Urban and Metropolitan Governance (U&MG) 

The Urban and Metropolitan Governance (U&MG) Program will conduct research on emerging governance issues, convene stakeholders in the region to discuss this research, and then work to implement the most promising solutions. Although more specialized topics may later be advanced in other ways, the program will initially lay out a series of framing reports covering governance issues associated with both Harris County and the City of Houston.

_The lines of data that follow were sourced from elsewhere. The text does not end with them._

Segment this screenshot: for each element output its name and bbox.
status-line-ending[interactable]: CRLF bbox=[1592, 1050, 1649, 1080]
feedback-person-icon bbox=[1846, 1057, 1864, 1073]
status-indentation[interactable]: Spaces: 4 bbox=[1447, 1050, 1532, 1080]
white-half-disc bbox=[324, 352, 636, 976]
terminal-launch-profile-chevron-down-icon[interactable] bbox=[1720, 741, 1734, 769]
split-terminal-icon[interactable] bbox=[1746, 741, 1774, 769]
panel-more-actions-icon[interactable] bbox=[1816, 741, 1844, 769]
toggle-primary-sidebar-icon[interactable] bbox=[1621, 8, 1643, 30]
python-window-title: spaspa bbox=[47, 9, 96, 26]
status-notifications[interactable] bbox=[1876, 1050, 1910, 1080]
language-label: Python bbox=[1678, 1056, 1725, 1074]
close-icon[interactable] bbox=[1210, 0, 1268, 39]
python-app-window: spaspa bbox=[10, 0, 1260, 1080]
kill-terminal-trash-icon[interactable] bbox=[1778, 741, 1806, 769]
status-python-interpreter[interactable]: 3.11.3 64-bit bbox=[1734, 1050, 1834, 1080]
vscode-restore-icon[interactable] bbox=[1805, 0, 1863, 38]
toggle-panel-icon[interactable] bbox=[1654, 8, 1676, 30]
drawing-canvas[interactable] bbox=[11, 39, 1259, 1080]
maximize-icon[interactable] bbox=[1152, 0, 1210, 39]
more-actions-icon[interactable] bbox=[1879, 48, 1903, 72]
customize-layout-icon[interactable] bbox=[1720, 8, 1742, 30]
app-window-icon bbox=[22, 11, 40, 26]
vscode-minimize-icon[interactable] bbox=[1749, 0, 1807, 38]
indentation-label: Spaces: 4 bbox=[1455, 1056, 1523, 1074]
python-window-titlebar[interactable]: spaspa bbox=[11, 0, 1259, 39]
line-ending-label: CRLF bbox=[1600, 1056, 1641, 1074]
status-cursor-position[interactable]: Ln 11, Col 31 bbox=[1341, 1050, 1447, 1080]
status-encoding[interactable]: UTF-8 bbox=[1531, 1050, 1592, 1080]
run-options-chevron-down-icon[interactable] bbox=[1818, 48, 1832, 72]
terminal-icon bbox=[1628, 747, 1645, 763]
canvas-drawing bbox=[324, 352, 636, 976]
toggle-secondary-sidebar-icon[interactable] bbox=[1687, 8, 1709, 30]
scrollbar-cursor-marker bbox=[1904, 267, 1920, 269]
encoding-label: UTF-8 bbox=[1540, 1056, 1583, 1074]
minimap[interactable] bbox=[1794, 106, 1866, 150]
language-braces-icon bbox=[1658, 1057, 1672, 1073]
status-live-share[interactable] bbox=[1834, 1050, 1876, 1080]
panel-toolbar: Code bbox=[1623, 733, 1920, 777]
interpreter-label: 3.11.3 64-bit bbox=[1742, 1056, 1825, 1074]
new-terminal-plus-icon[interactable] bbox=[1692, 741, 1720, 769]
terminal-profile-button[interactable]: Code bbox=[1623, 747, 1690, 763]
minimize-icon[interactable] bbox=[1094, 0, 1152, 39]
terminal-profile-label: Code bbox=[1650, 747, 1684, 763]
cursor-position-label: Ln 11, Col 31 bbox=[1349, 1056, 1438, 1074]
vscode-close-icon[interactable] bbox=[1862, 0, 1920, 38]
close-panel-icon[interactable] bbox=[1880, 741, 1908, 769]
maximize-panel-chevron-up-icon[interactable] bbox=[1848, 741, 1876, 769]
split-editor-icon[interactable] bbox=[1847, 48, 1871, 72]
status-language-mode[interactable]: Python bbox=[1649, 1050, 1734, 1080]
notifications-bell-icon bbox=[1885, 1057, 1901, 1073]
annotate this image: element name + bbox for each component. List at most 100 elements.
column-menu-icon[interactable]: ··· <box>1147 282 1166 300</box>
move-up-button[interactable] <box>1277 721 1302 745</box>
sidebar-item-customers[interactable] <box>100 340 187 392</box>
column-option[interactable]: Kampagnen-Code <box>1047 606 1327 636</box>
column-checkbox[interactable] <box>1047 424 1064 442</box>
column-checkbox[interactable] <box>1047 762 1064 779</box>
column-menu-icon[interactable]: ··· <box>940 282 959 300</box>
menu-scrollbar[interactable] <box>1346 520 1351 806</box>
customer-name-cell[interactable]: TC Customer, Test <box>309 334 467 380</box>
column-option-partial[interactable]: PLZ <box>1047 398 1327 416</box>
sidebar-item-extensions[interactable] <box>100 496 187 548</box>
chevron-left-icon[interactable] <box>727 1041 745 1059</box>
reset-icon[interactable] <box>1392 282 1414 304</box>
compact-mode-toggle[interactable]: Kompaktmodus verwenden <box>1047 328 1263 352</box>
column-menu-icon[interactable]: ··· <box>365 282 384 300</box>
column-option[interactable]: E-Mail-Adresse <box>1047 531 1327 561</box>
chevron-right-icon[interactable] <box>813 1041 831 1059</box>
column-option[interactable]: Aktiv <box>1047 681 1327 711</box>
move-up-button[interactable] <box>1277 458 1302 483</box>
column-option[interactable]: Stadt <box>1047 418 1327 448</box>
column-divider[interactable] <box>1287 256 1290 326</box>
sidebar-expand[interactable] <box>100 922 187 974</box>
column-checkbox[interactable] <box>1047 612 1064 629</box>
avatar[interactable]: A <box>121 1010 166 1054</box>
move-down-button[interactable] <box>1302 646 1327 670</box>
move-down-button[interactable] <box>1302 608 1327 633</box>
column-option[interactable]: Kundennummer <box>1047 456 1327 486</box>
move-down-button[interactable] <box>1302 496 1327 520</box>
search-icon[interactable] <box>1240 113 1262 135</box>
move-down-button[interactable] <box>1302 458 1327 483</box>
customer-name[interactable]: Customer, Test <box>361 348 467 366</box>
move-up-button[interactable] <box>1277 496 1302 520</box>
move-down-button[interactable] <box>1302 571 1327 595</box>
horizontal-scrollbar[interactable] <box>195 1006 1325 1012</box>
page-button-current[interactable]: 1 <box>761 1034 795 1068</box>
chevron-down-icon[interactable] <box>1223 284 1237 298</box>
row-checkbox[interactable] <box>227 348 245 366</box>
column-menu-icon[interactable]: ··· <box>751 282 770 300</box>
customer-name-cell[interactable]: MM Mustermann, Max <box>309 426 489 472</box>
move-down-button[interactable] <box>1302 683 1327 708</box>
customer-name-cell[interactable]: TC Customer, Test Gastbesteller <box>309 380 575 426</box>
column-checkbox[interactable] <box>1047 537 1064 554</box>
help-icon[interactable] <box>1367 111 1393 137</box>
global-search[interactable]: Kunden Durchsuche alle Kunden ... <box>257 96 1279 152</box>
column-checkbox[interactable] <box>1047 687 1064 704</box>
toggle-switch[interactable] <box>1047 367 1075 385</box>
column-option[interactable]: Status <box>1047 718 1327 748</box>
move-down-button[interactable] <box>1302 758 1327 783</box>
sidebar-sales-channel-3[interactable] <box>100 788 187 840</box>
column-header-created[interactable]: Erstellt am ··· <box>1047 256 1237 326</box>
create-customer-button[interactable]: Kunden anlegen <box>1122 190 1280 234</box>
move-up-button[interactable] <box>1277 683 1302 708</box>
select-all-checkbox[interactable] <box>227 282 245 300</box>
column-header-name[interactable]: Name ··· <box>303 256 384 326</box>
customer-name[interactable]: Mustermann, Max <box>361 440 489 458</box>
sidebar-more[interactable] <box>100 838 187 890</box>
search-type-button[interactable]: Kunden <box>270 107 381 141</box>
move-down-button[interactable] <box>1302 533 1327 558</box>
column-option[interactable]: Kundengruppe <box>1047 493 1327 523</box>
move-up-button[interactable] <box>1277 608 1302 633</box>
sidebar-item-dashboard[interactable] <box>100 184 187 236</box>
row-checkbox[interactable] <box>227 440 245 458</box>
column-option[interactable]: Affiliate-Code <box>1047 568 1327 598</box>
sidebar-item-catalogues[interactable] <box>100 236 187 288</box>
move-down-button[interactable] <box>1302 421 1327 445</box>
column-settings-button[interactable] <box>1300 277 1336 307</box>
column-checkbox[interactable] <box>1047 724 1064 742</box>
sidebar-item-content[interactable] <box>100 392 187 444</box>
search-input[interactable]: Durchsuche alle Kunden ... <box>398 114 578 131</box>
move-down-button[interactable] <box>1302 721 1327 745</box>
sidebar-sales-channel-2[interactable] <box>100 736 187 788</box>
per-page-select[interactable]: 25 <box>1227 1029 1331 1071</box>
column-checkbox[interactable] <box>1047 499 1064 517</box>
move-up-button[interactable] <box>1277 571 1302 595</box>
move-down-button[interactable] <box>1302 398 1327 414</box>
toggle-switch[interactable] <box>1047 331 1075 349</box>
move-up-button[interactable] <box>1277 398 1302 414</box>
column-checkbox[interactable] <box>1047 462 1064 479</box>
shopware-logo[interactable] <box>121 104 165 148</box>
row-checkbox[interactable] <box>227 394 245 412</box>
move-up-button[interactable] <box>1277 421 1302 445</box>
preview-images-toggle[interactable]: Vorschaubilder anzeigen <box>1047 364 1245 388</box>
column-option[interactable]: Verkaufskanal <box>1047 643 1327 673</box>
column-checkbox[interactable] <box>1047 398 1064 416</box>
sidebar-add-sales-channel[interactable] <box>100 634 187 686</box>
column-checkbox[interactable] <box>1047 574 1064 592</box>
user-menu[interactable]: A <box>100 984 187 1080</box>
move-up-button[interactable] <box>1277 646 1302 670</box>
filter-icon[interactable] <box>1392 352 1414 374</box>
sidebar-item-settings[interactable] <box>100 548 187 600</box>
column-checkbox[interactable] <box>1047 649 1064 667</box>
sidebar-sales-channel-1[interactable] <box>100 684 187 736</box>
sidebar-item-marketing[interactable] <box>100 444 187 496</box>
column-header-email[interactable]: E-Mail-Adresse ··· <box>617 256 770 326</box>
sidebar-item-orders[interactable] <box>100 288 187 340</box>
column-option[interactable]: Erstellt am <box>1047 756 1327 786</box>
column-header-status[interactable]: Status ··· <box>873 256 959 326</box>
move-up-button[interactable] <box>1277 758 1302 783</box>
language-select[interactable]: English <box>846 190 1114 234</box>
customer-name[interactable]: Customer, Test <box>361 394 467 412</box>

There will be some overlap with the Urban Development, Transportation, and Placemaking Program described above. For example, the Rice Village pilot project includes the examination of special district options and other regulatory mechanisms that may help communities assemble the needed political and economic resources to implement solutions. 

U&MG Projects, 2015-2016

"The Houston Pension Question" 

Houston today faces an increasing unfunded liability for its employee pensions that totals at least $3.9 billion, as of 2015, up from $212 million in 1992. If no action is taken, that unfunded liability is expected to continue growing. However, the city has some options, however painful, that can reduce the unfunded liability and restrain its future growth. This report is designed to contribute to the ongoing discussion of the future of Houston's pensions by: 

-Clarifying the specific nature of the challenges affecting each of Houston's three pension systems.
-Putting Houston's pensions in greater budgetary context.
-Comparing and contrasting the position of Houston's pensions to those of other large U.S. cities.
-Identifying potential options for reform and explaining the advantages and disadvantages of each of those approaches.
-Highlighting the experience of several large U.S. cities that have pursued strategies to address their pension systems' liabilities.

Ship Channel Framing Reports

(In Progress)

The Houston Ship Channel, despite its economic importance to the City of Houston and larger metropolitan region, is, to many Houstonians, invisible. The channel is geographically removed from much of the city and greater region. Those Houstonians who do not live adjacent to the channel or whose work is not linked to the industries operating there are often unaware of the benefits and risks associated with work and life along the ship channel.

When public attention is drawn to the channel, it often occurs at moments of crises. Oil spills, chemical accidents, and ship collisions, bring the presence of the ship channel to the fore. During these brief glimpses into the operation of the channel, the Port of Houston Authority is often placed at center stage, when in reality the governance of the channel is a complicated matrix of local, regional, state, and federal actors.

Two white papers, with accompanying maps, will help frame the importance of the Houston Ship Channel to the city and demonstrate the complicated nature of its governance.

  • Ship Channel Governance:

This white paper will frame the complicated network of government and non-government entities who have a role in the governance or operations of the Houston Ship Channel.

  • Private vs. Public Ports:

The Houston Ship Channel and the Port of Houston Authority have a unique relationship. The Authority controls a much smaller portion of the active port area than other major Port Authorities in the United States, yet it is often highlighted as the most important actor in the channel's governance.

 

Regional Governance Projects

(In Development)

The Kinder Institute is currently engaged with a wide variety of city, county, and regional actors to discuss what types of work needs to be done to study potential solutions to a number of issues.

This work could include everything from a look at governance and service provision in unincorporated Harris County to cooperation between regional government entities.